Fix matching lenghth in matching_words

2025-10-30 23:46:28 +00:00 · 2021-07-01 19:03:28 +02:00
parent f25f454bd4
commit 9f62149b94
1 changed files with 16 additions and 20 deletions
--- a/milli/src/search/matching_words.rs
+++ b/milli/src/search/matching_words.rs
@@ -108,7 +108,8 @@ impl<T> IndexMut<(usize, usize)> for N2Array<T> {
 /// The algorithm is a modified
 /// [Damerau-Levenshtein](https://en.wikipedia.org/wiki/Damerau%E2%80%93Levenshtein_distance)
 fn bytes_to_highlight(source: &str, target: &str) -> usize {
-    let (n, m) = (source.chars().count(), target.chars().count());
+    let n = source.chars().count();
+    let m = target.chars().count();

    if n == 0 {
        return 0;
@@ -125,11 +126,11 @@ fn bytes_to_highlight(source: &str, target: &str) -> usize {
    let mut matrix = N2Array::new(n + 2, m + 2, 0);

    matrix[(0, 0)] = inf;
-    for i in 0..n + 1 {
+    for i in 0..=n {
        matrix[(i + 1, 0)] = inf;
        matrix[(i + 1, 1)] = i;
    }
-    for j in 0..m + 1 {
+    for j in 0..=m {
        matrix[(0, j + 1)] = inf;
        matrix[(1, j + 1)] = j;
    }
@@ -163,16 +164,16 @@ fn bytes_to_highlight(source: &str, target: &str) -> usize {
        last_row.insert(char_s, row);
    }

-    let mut minimum = 2;
-    for x in 0..=n {
-        let min_dist = (0..=m).map(|y| matrix[(x + 1, y + 1)]).min().unwrap();
-        if min_dist <= 2 {
-            minimum = x;
+    let mut minimum = (u32::max_value(), 0);
+    for x in 0..=m {
+        let dist = matrix[(n + 1, x + 1)] as u32;
+        if dist < minimum.0 {
+            minimum = (dist, x);
        }
    }

    // everything was done characters wise and now we want to returns a number of bytes
-    source.chars().take(minimum).map(|c| c.len_utf8()).sum()
+    source.chars().take(minimum.1).map(|c| c.len_utf8()).sum()
 }

 #[cfg(test)]
@@ -208,7 +209,7 @@ mod tests {
            TestBytesToHighlight {
                query: "Levenstein",
                text: "Levenshte",
-                length: "Levenstei".len(),
+                length: "Levenste".len(),
            },
            // we get to the end of our word with only two typos at the beginning
            TestBytesToHighlight {
@@ -216,13 +217,8 @@ mod tests {
                text: "Levenshtein",
                length: "Bavenshtein".len(),
            },
-            // Since we calculate a distance char by char we are supposed to have only two mistakes
-            // here.

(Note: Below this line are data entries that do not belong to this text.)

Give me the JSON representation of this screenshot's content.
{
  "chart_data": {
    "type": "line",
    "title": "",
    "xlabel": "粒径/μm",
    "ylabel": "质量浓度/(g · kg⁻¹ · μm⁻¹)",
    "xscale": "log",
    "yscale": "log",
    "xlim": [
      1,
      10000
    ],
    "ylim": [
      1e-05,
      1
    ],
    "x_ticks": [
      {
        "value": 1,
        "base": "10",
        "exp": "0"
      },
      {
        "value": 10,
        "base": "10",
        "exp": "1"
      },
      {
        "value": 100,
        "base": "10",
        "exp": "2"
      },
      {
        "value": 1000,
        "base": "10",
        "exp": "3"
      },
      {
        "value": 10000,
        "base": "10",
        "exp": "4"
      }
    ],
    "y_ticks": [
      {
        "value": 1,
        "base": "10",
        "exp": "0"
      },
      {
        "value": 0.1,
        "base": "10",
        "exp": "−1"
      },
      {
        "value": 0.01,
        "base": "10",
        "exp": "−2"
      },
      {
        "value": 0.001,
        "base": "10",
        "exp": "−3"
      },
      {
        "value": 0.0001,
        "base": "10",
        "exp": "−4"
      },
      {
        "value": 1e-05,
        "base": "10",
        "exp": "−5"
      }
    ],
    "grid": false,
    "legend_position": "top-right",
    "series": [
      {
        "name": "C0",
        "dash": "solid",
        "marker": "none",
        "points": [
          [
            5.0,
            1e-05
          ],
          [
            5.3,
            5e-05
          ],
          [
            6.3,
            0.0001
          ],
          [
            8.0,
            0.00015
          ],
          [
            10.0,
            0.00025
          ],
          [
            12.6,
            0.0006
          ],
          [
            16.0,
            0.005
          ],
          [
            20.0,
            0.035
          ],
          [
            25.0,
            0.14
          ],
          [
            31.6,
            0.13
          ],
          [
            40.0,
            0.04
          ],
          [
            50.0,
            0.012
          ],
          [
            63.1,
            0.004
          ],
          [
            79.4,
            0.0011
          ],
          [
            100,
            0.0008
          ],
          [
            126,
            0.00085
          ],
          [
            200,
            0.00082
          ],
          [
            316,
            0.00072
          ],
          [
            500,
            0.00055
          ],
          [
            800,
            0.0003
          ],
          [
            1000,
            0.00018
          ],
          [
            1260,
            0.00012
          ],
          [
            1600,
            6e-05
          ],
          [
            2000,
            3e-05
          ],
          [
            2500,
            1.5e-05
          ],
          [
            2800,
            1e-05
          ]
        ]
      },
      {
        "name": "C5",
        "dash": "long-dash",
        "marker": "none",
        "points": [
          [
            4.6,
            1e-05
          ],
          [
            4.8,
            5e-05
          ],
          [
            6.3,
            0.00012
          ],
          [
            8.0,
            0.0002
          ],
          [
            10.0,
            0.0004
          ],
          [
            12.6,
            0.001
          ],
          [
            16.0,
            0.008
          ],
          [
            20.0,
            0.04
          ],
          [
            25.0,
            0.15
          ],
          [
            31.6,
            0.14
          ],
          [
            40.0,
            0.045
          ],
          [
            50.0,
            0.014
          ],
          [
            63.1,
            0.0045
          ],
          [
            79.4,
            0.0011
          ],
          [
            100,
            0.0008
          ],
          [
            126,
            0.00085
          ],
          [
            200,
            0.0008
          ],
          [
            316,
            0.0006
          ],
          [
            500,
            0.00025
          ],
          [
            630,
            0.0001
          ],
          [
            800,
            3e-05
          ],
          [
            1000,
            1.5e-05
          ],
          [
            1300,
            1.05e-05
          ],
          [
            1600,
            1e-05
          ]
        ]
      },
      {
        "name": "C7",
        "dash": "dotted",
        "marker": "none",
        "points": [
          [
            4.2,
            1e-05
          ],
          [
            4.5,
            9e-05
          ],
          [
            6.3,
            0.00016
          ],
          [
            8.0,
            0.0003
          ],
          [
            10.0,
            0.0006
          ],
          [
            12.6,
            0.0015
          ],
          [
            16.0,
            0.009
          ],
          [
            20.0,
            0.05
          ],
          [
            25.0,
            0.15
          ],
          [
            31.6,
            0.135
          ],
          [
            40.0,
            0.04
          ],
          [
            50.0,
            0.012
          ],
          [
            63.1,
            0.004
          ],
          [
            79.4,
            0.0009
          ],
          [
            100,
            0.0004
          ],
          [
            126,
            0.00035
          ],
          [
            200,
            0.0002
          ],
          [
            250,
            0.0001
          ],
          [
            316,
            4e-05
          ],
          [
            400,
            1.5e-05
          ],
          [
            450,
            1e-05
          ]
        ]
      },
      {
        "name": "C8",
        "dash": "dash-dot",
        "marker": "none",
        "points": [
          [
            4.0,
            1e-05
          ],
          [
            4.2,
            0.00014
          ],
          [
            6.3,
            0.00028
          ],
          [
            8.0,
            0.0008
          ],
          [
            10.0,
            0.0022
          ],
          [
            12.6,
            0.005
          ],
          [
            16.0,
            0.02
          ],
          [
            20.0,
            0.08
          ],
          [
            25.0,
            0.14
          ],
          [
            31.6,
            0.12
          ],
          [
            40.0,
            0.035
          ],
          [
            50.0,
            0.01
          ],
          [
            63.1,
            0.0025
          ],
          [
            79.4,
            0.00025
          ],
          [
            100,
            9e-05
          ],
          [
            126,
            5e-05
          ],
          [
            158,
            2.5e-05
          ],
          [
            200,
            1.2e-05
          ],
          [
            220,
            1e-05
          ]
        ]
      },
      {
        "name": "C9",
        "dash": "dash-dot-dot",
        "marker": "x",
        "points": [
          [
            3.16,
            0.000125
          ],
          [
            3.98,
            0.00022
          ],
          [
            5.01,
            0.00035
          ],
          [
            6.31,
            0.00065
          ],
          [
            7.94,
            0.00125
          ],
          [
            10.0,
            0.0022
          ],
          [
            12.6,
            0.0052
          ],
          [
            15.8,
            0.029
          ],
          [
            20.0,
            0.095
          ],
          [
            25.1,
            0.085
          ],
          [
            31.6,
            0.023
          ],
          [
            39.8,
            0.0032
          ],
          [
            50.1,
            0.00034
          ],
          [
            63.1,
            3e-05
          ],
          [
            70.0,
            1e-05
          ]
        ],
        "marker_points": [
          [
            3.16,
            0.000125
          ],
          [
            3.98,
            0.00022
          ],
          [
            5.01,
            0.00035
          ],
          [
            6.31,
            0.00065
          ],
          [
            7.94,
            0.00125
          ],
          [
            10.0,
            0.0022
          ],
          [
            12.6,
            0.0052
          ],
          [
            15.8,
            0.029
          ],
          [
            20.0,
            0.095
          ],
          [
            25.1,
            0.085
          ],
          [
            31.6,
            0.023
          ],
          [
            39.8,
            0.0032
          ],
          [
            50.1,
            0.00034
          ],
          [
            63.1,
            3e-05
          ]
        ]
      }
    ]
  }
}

That would've not be the case if we were computing the distance bytes per bytes
-            TestBytesToHighlight { query: "Båve", text: "Chiøt", length: "Bå".len() },
-            TestBytesToHighlight { query: "💪🙂🍤", text: "plouf", length: "💪🙂".len() },
-            TestBytesToHighlight { query: "clôu¿i", text: "bloubi", length: "clôu".len() },
            TestBytesToHighlight {
-                query: "Альфа", text: "Альфой", length: "Альфа".len()
+                query: "Альфа", text: "Альфой", length: "Альф".len()
            },
            TestBytesToHighlight {
                query: "Go💼", text: "Go💼od luck.", length: "Go💼".len()
@@ -240,7 +236,7 @@ mod tests {
        ];

        for test in &tests {
-            let length = bytes_to_highlight(test.query, test.text);
+            let length = bytes_to_highlight(test.text, test.query);
            assert_eq!(length, test.length, r#"lenght between: "{}" "{}""#, test.query, test.text);
            assert!(
                from_utf8(&test.query.as_bytes()[..length]).is_ok(),
@@ -273,12 +269,12 @@ mod tests {

        let matching_words = MatchingWords::from_query_tree(&query_tree);

-        assert_eq!(matching_words.matching_bytes("word"), Some(4));
+        assert_eq!(matching_words.matching_bytes("word"), Some(3));
        assert_eq!(matching_words.matching_bytes("nyc"), None);
        assert_eq!(matching_words.matching_bytes("world"), Some(5));
-        assert_eq!(matching_words.matching_bytes("splitted"), Some(7));
+        assert_eq!(matching_words.matching_bytes("splitted"), Some(5));
        assert_eq!(matching_words.matching_bytes("thisnew"), None);
        assert_eq!(matching_words.matching_bytes("borld"), Some(5));
-        assert_eq!(matching_words.matching_bytes("wordsplit"), Some(5));
+        assert_eq!(matching_words.matching_bytes("wordsplit"), Some(4));
    }
 }